Unsure whether to believe the lengthening list of polls showing his lead here and elsewhere slipping, or the ever-expanding cadre of consultants assuring him that his ground troops are unmatched, Dr. Dean stared into his glass. Strawberry is his favorite.


And a few paragraphs later, utterly pleased with herself, she returns to the beverages again, calling Dean "shake drunk" as she describes him pressing the flesh.

Oh well -- at least she's not doing what they did to Al Gore in 2000 with all that talk about "earth tones." At least she's not wasting time talking about Dean's clothes....

He even borrowed a sweater from his deputy campaign manager to fit in better with his new roadie, Mr. Harkin, but instead of looking more comfortable, he seemed to miss having sleeves to roll above the elbow.

Whoops -- sorry. I guess she is.

posted by Steve | 9:14 AM
 

In a fine New York Times Magazine article about a woman's futile strruggle to leave the ranks of America's working poor, David K. Shipler makes an important observation about what's sacrosanct in this country. The woman, Caroline Payne, gets a manufacturing job but is required to work rotating shifts -- sometimes days, sometimes evenings, sometimes nights. She can't construct a regular routine, for herself or any caregiver, so she sometimes has to leave her profoundly retarded 14-year-old daughter (who also has epilepsy) home alone -- which leaves her open to charges of neglect. Shipler writes:

Perhaps the most curious and troubling facet of this confounding puzzle was everybody's failure to pursue the most obvious solution: if the factory had just let Caroline work day shifts, her problem would have disappeared. She asked a supervisor and got brushed off, but nobody else -- not the school principal, not the doctor, not the myriad agencies she contacted -- nobody in the profession of helping thought to pick up the phone and appeal to the factory manager or the foreman or anybody else in authority at her workplace.

Indeed, this solemn regard for the employer as untouchable and beyond the realm of persuasion unless in violation of the law permeates the culture of American antipoverty efforts, with only a few exceptions. The most socially minded physicians and psychologists who treat malnourished children, for example, will advocate vigorously with government agencies to provide food stamps, health insurance, housing and the like. But when they are asked if they ever urge the parents' employers to raise wages enough to pay for nutritious food, the doctors express surprise at the notion. First, it has never occurred to them, and second, it seems hopeless. Wages and hours are set by the marketplace, and you cannot expect magnanimity from the marketplace. It is the final arbiter from which there is no appeal.
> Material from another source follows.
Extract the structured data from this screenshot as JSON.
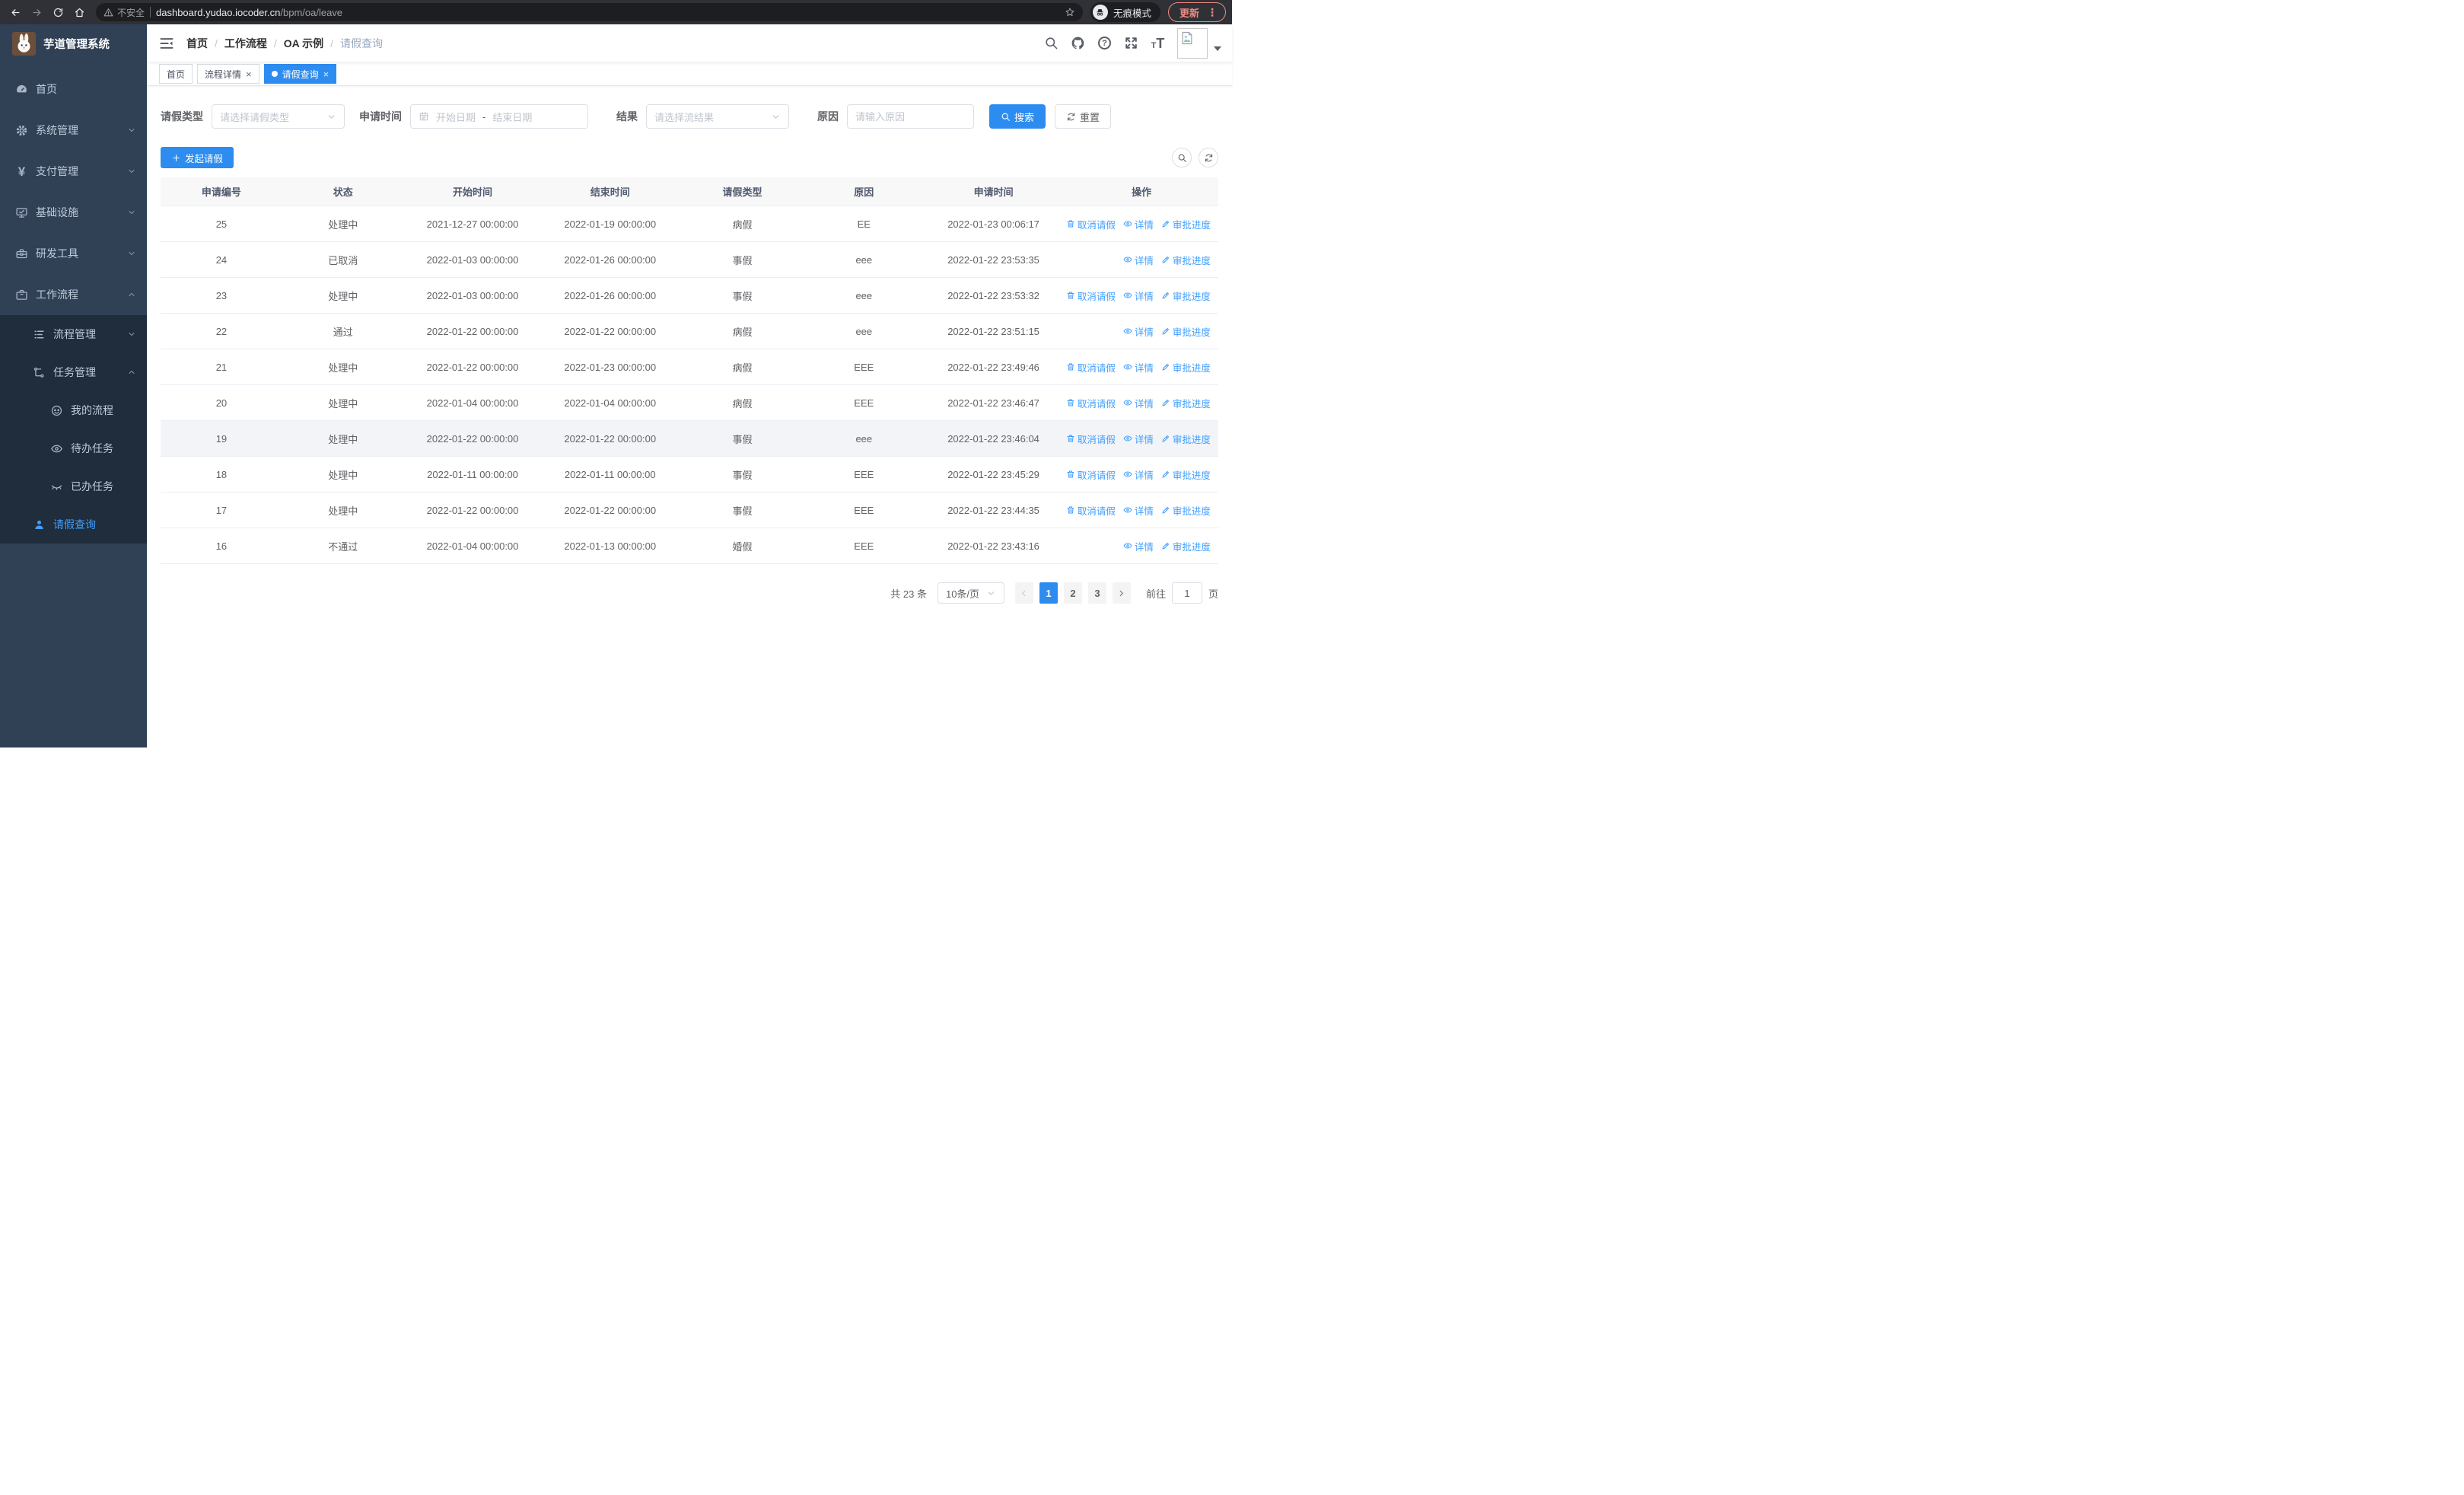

Business in this country is like an abusive father -- it causes pain, but we need it, or assume we do, assume we'd be left out in the cold without it, so we protect it -- we close ranks with it and don't let anything harm it.

posted by Steve | 9:05 AM


Sunday, January 18, 2004  

There's one little flaw in Maureen Dowd's argument today:

Presidential campaigns trace the patterns of mythological adventure, as contenders strive to show they are superior in the knightly virtues of temperance, loyalty and courage.

Once candidates showed that they had completed the "hero-task" by highlighting their war exploits — J.F.K. and PT 109, George Bush senior getting shot down as a young Navy pilot over Chichi Jima.

Candidates in the Vietnam War generation who chose not to go to Vietnam had to find more personal dragons and giants to slay. Bill Clinton told the story of confronting an abusive and alcoholic stepfather; George W. Bush recounted overcoming alcoholism and career drift by embracing Christ....

...a race rooted mainly in attacking the president may not take Dr. Dean far enough. Voters want someone who's been through the fire. They care about character. They want to know the evolution of the man, even if it's a myth.


The flaw is that in 2000 George W. Bush got fewer votes from the Great Unwashed, for whom Dowd claims to speak, that Al Gore did. Gore didn't talk much about his own "character"-- maybe a bit in the convention speech. And what the public thought it knew about his life story was nonsense concocted by the GOP and spread by willing accomplices in the press, as Bob Somerby's Daily Howler points out regularly (e.g., here).

Yet Gore got half a million votes more than the guy who told us his liquor cabinet was personally emptied by God.